A machine agent’s responsibilities are determined by its jobs. There are only two jobs in existence at the moment; an MA whose machine has JobHostUnits is responsible for:

  • detecting undeployed Alive principals assigned to it and deploying them.

  • detecting undeployed non-Alive principals assigned to it and removing them (recall that unit removal may imply application removal).

  • detecting deployed Dead principals assigned to it, recalling them, and removing them.

  • detecting deployed principals not assigned to it, and recalling them.

  • detecting its machine’s Dying state, and setting it to Dead.

…while one whose machine has JobManageModel is responsible for:

  • detecting Alive machines without instance IDs and provisioning provider instances to run their agents.

  • detecting non-Alive machines without instance IDs and removing them.

  • detecting Dead machines with instance IDs, decommissioning the instance, and removing the machine.

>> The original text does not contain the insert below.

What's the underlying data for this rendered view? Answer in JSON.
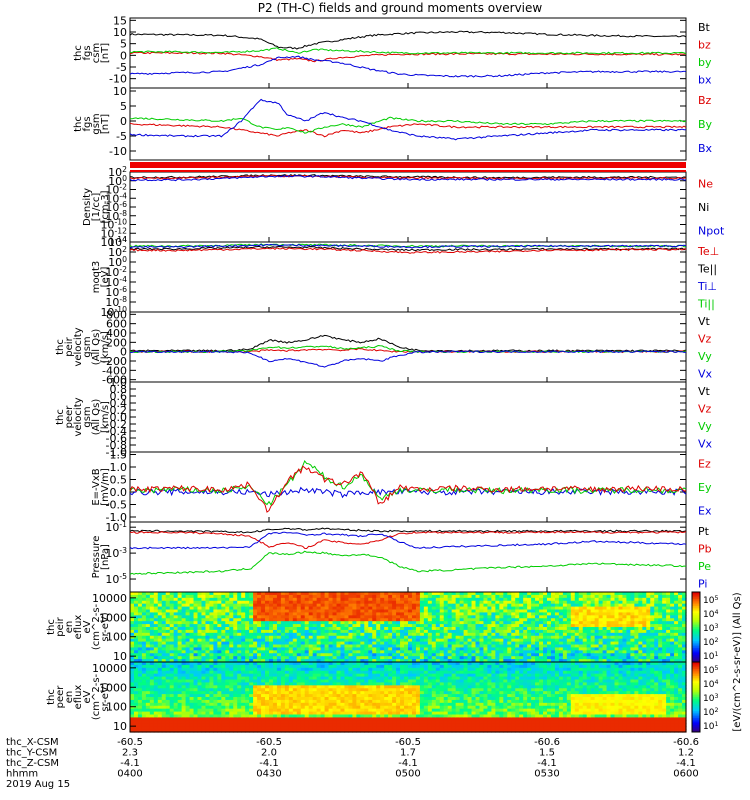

Machines can in theory have multiple jobs, but in current practice do not.

Implementation

All state change operations are mediated by the mgo/txn package, which provides multi-document transactions aginst MongoDB. This allows us to enforce the many conditions described above without experiencing races, so long as we are mindful when implementing them.

Lifecycle support is not complete: relation lifecycles are, mostly, as are large parts of the unit and machine agent; but substantial parts of the machine, unit and application entity implementation still lack sophistication. This situation is being actively addressed.

Beyond the plans detailed above, it is important to note that an agent that is failing to meet its responsibilities can have a somewhat distressing impact on the rest of the system. To counteract this, we have implemented a –force flag to remove-unit and remove-machine that forcibly sets an entity to Dead while maintaining consistency and sanity across all references.